I am also providing a link to the excellent 1978 article by Dr. Claus Buergelt and colleagues on the pathology of bovine paratuberculosis which mentions aortic calcification.
Comment: This report is a perfect example of how an inquisitive veterinary practitioner requested a necropsy on a cow with Johne’s disease, how veterinary pathologists documented some novel pathology, how the practitioner reached out via the internet to learn more, and how personal and internet connections helped everyone reading this post to know more about the pathobiology of Johne’s disease. In many ways it mirrors the how the first report of Johne’s disease came to be.

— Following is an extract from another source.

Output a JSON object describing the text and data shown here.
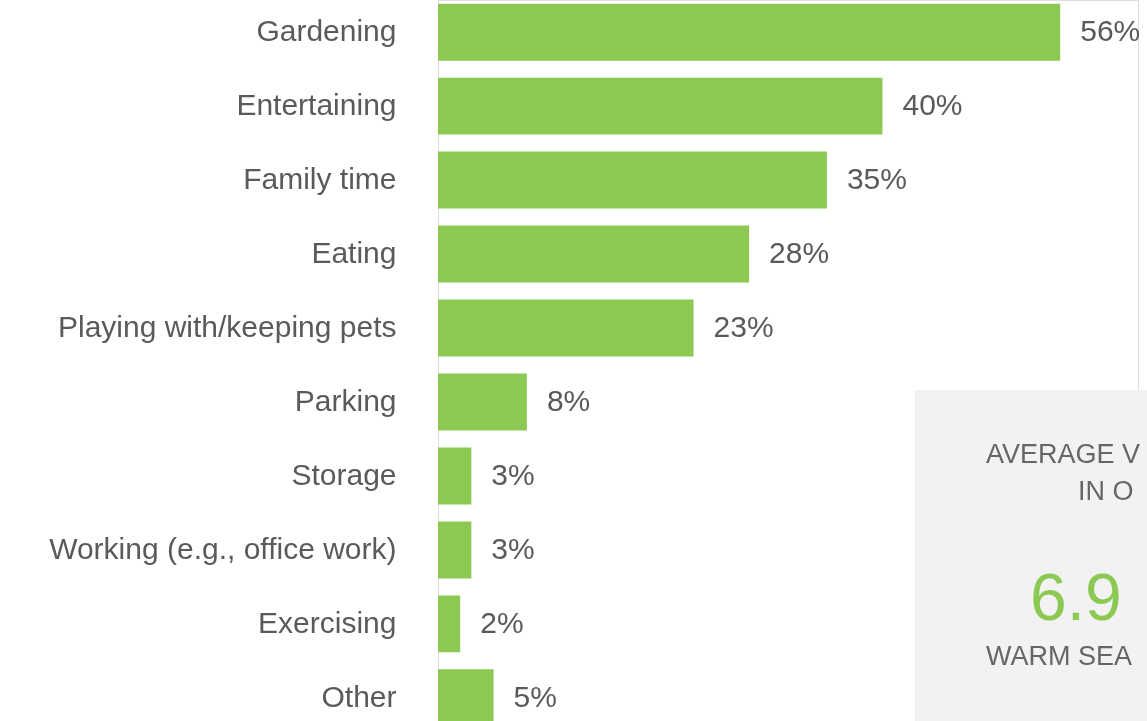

And…..for the keenly interested, here are some additional related references with links. This is not an exhaustive list. Sorry if I missed your favorite publication:
- US Sorge et al. Cow-level association between serum 25-hydroxyvitamin D concentration and Mycobacterium avium subspecies paratuberculosis antibody seropositivity: A pilot study. Journal of Dairy Science. 96(2):1030-1037, 2013.
- JR Stabel et al. Dietary calcium modulates Mycobacterium paratuberculosis infection in beige mice. Veterinary Immunology and Immunopathology, 66(3–4): 377-390, 1998.
- RW Jayalath et al. Aortic calcification. European Journal of Vascular and Endovascular Surgery. 30(5):476-488, 2005.
- N Niederhoffer et al. Aortic calcification produced by vitamin D3 plus nicotine. Journal of Vascular Research. 34(5):386-398. 1997.